In response to Barry Mallis's considered comments about systems and their
people.

>Bill provoked some reflection with his observations and questions back to Mike
>about the system being "...'us', that is the people who are in the community
>in question...". Bill suggests that we may be looking for system problems as
>a "convenient, non-threatening answer" to problems which in the first cause
>reside inside the individual.
>
>I will understand him to mean that the problem comes from misplaced (or worse,
>bad) intention acting on a system. The intention is all the individual's.

I am wary of collapsing the use of 'us' to an individual intention. If my
original post implied individual intention let me eat my words. My intention
is to consider the system as including all of the people involved, the whole
community of practice.

As I observe dysfunctional systems one conclusion I reach is that the
dysfunction persists because the community allows the dysfunction. I assert
that there is a critical mass of the community that must come together with
the intent to correct the dysfunction.

If this is a valid assertion then the change agent must seek to form that
critical mass. This critical mass probably consists of several communities.
There is a small community with the intent to eliminate the dysfunctional
behavior and replace it with different behavior (which they consider not
dysfunctional). There is a larger community that does not wish the current
dysfunctional behavior to continue. These welcome the change but are reluctant
about participating in it.
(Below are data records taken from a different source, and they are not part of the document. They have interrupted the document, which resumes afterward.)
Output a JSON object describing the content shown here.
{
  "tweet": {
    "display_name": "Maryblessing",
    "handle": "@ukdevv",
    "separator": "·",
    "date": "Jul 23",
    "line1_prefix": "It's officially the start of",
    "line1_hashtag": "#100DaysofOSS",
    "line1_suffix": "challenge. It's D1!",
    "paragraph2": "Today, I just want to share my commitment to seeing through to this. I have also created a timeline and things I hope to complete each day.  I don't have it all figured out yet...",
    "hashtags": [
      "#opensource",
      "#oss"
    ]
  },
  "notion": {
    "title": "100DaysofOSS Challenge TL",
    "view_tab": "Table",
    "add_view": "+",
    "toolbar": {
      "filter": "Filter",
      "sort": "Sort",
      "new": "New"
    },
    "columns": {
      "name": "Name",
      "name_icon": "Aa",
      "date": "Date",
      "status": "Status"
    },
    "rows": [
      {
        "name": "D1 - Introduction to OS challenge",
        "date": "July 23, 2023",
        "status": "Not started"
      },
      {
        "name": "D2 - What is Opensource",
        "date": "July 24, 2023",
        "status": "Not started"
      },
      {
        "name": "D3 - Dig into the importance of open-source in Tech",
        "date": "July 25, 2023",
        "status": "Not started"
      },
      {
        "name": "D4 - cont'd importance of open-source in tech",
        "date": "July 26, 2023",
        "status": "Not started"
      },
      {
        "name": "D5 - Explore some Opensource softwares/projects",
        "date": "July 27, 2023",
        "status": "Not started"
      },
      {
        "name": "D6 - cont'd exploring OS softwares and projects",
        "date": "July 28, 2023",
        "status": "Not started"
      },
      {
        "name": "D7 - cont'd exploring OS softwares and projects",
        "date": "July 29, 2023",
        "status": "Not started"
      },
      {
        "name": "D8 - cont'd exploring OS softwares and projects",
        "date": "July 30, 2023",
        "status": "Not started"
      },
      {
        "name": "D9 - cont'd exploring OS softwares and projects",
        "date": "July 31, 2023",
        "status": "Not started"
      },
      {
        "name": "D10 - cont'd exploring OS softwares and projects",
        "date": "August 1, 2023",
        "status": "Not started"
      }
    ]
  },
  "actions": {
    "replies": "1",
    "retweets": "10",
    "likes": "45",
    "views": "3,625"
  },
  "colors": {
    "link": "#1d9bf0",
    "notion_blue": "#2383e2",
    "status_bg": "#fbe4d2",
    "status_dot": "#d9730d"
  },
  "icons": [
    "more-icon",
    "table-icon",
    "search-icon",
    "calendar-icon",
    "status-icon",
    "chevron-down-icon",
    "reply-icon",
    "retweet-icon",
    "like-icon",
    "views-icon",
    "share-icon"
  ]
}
The change agent influences both of there communities.

>Do we sometimes mix the individual and the group in our thinking on this list,
>so that we describe oil and water situations?

I think not. My reading of the list makes me think that we are good at keeping
individual and community behavior properly separated. I see another aspect,
that is the list discussion attempts to talk of the system as separate from the
community of people that participate in the system. And then -- blame the
inanimate un intentioned system for its dysfunction. Duh!